Intel Unveils 10nm Sunny Cove CPU Architecture With Gen11 Graphics, Major Performance Lift
First up is Sunny Cove, which is Intel’s next generation Core CPU platform. Interestingly, this is the first that we’d ever heard of this internal codename, but it is “deeper, wider, and smarter” than its predecessors, and will form the basis of both Xeon (server) and Core (consumer) processors starting in the second half of 2019. Intel says that Sunny Cove will allow for further increases in performance-per-clock (IPC) and will include dedicated registers and new instruction sets to accelerate artificial intelligence (AI), compression processing, and cryptography workloads (via AES and SHA-NI instructions).
Sunny Cove is based on Intel’s 10nm manufacturing process, which will be a welcome relief from multiple generations of 14nm++ process-built products. Other enhancements that will be of great importance to increasing overall performance will include greater parallelism, further increases to buffer, instruction, and data cache sizes, overall reductions in latency, and better branch prediction accuracy. Allocation units in the architecture have increased from 4 to 5, while execution ports have increased from 8 to 10 (Haswell had previously increased the numbers of ports from 6 to 8). Sunny Cove also can issue 2 loads and 2 stores per clock cycle (versus the previous gen 2 loads and 1 store).
On the memory side of things, linear address space has jumped from 48 bits to 57 bits, while physical address space has been upped to 52 bits. As you might expect, Sunny Cove will feature the hardware-level mitigations for Meltdown and Spectre that have already been implemented in Whiskey Lake and Cascade Lake, but will also include further hardening of the architecture in an effort to prevent future exploits.
Complementing Sunny Cove will be Intel’s next-generation integrated graphics (Gen11), which will begin shipping in 2019. Compared to existing Gen9 graphics, Gen11 increases the number of enhanced execution units from 24 to 64, while pushing compute performance to over 1 TFLOPS. While this performance might still pale in comparison to competing discrete graphics solutions, this is a huge leap in performance for systems that will rely on integrated graphics performance exclusively, from notebooks to desktops. Intel is obviously now keenly focused on better gaming performance and the company has really stepped up its driver game as well, with far more frequent updates, performance enhancements, increased compatibility, and Day 0 support for many of the latest games.
Intel Gen11 graphics also will include support for tile-based rendering as well as adaptive sync technology that will offer similar tear- and jitter-free gaming experiences to AMD FreeSync and NVIDIA G-Sync, which is important, especially when frame rates drop below the connected panel's refresh rates. The good news is, Intel's adaptive sync technology will not require any external hardware or incur and up-charge and will also be compatible with AMD FreesSync monitors. When you stop to think about it, with the wealth of low cost FreeSync capable panels on the market these days, NVIDIA could be out in the cold with its proprietary G-Sync solution.

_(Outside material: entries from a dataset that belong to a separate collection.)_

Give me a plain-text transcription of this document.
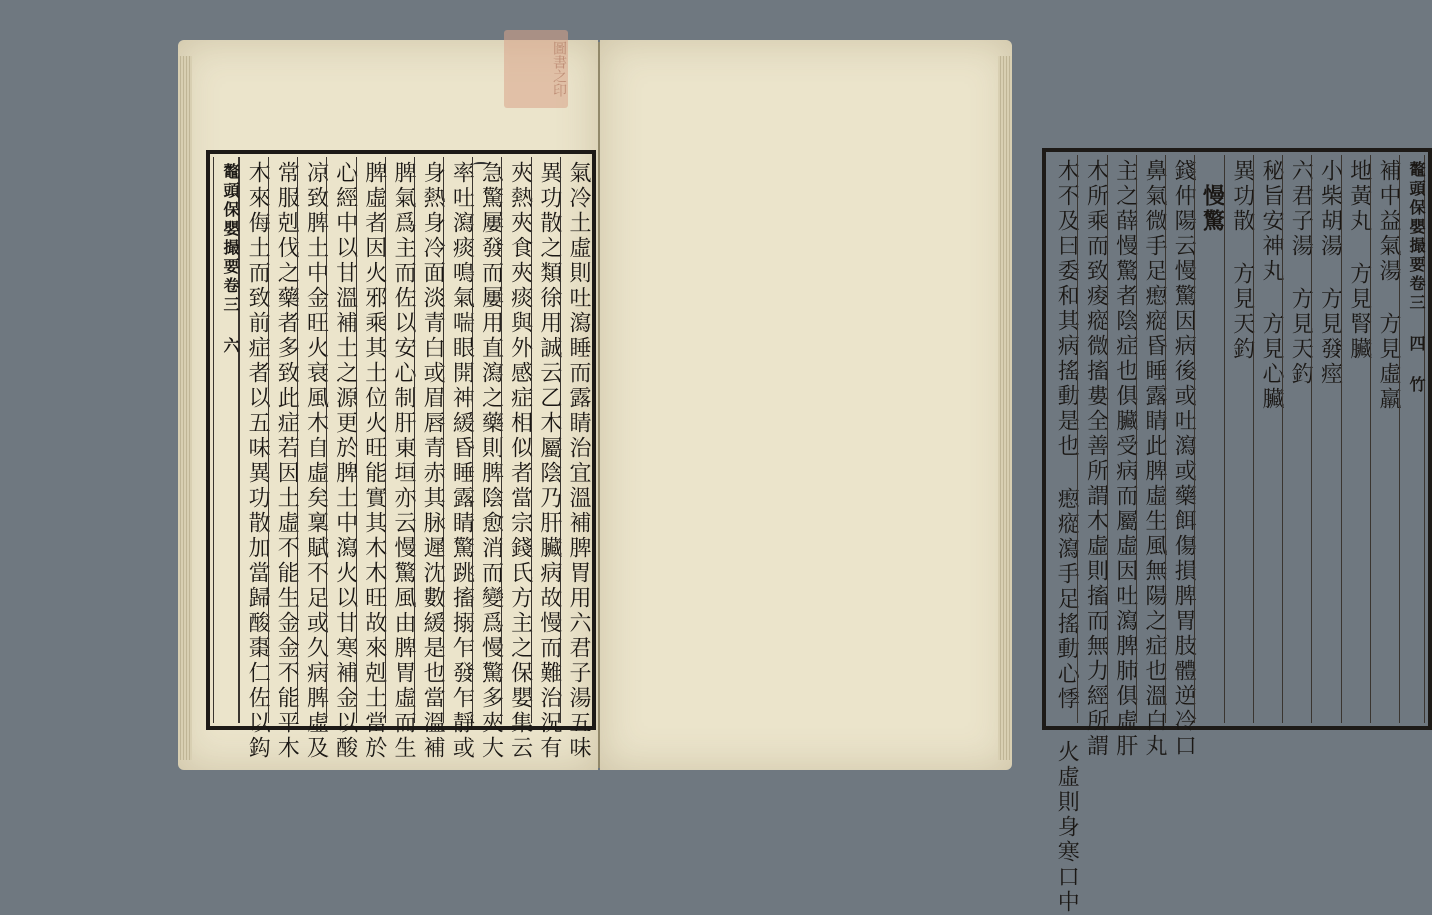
氣冷土虛則吐瀉睡而露睛治宜溫補脾胃用六君子湯五味
異功散之類徐用誠云乙木屬陰乃肝臟病故慢而難治況有
夾熱夾食夾痰與外感症相似者當宗錢氏方主之保嬰集云
急驚屢發而屢用直瀉之藥則脾陰愈消而變爲慢驚多夾大
率吐瀉痰鳴氣喘眼開神緩昏睡露睛驚跳搐搦乍發乍靜或
身熱身冷面淡青白或眉唇青赤其脉遲沈數緩是也當溫補
脾氣爲主而佐以安心制肝東垣亦云慢驚風由脾胃虛而生
脾虛者因火邪乘其土位火旺能實其木木旺故來剋土當於
心經中以甘溫補土之源更於脾土中瀉火以甘寒補金以酸
凉致脾土中金旺火衰風木自虛矣稟賦不足或久病脾虛及
常服剋伐之藥者多致此症若因土虛不能生金金不能平木
木來侮土而致前症者以五味異功散加當歸酸棗仁佐以鈎
鼇頭保嬰撮要卷三 六	鼇頭保嬰撮要卷三 四 竹
補中益氣湯 方見虛羸
地黃丸 方見腎臟
小柴胡湯 方見發痙
六君子湯 方見天釣
秘旨安神丸 方見心臟
異功散 方見天釣
　慢驚
錢仲陽云慢驚因病後或吐瀉或藥餌傷損脾胃肢體逆冷口
鼻氣微手足瘛瘲昏睡露睛此脾虛生風無陽之症也溫白丸
主之薛慢驚者陰症也俱臟受病而屬虛因吐瀉脾肺俱虛肝
木所乘而致痠瘲微搐婁全善所謂木虛則搐而無力經所謂
木不及曰委和其病搖動是也 瘛瘲瀉手足搖動心悸 火虛則身寒口中
圖書之印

Intel Sunny Cove Validation Platform
Intel Gen11 Sunny Cove (Left) Vs Gen9 (Right) was significantly faster at 1080p
Interestingly, it was noted that a Gen11 EU (Execution Unit) comprises only about 75% of the silicon area of a Gen9 EU. However, all told, with over 2X the graphics compute resources, Gen11 will deliver significant performance gains. Intel was demonstrating Tekken 7 on Intel Sunny Cove with Gen11 graphics, versus Gen9 Coffee Lake-based machines and it was clear frame rates were dramatically better. Though not specifically confirmed, if you do the math on the EU counts, you can expect at least 2X the performance versus previous Intel IGPs and Intel did note this is in a similar power envelope.
Also on board Gen11's more efficient EUs is enhanced mixed precision performance (Int8 and Int16), along with better FPU throughput, for improvements in AI workload processing, as well as further enhancements to Intel's VPU media engine for higher performance and more efficient HEVC video decode and encode in hardware.
And of course, a solid software development and support ecosystem behind all this new silicon is critical. A philosophy that SVP and GM of Intel's Core and Visual Computing Group, Raja Koduri focused on was the mantra of "no transistor left behind." Intel's current OpenVINO SDK is a good example of this strategy, but the slide above articulates the overreaching goal -- a single software suite to support the many different compute architectures now offered by Intel, from CPUs, to GPUs, FGPAs and specialized application accelerators.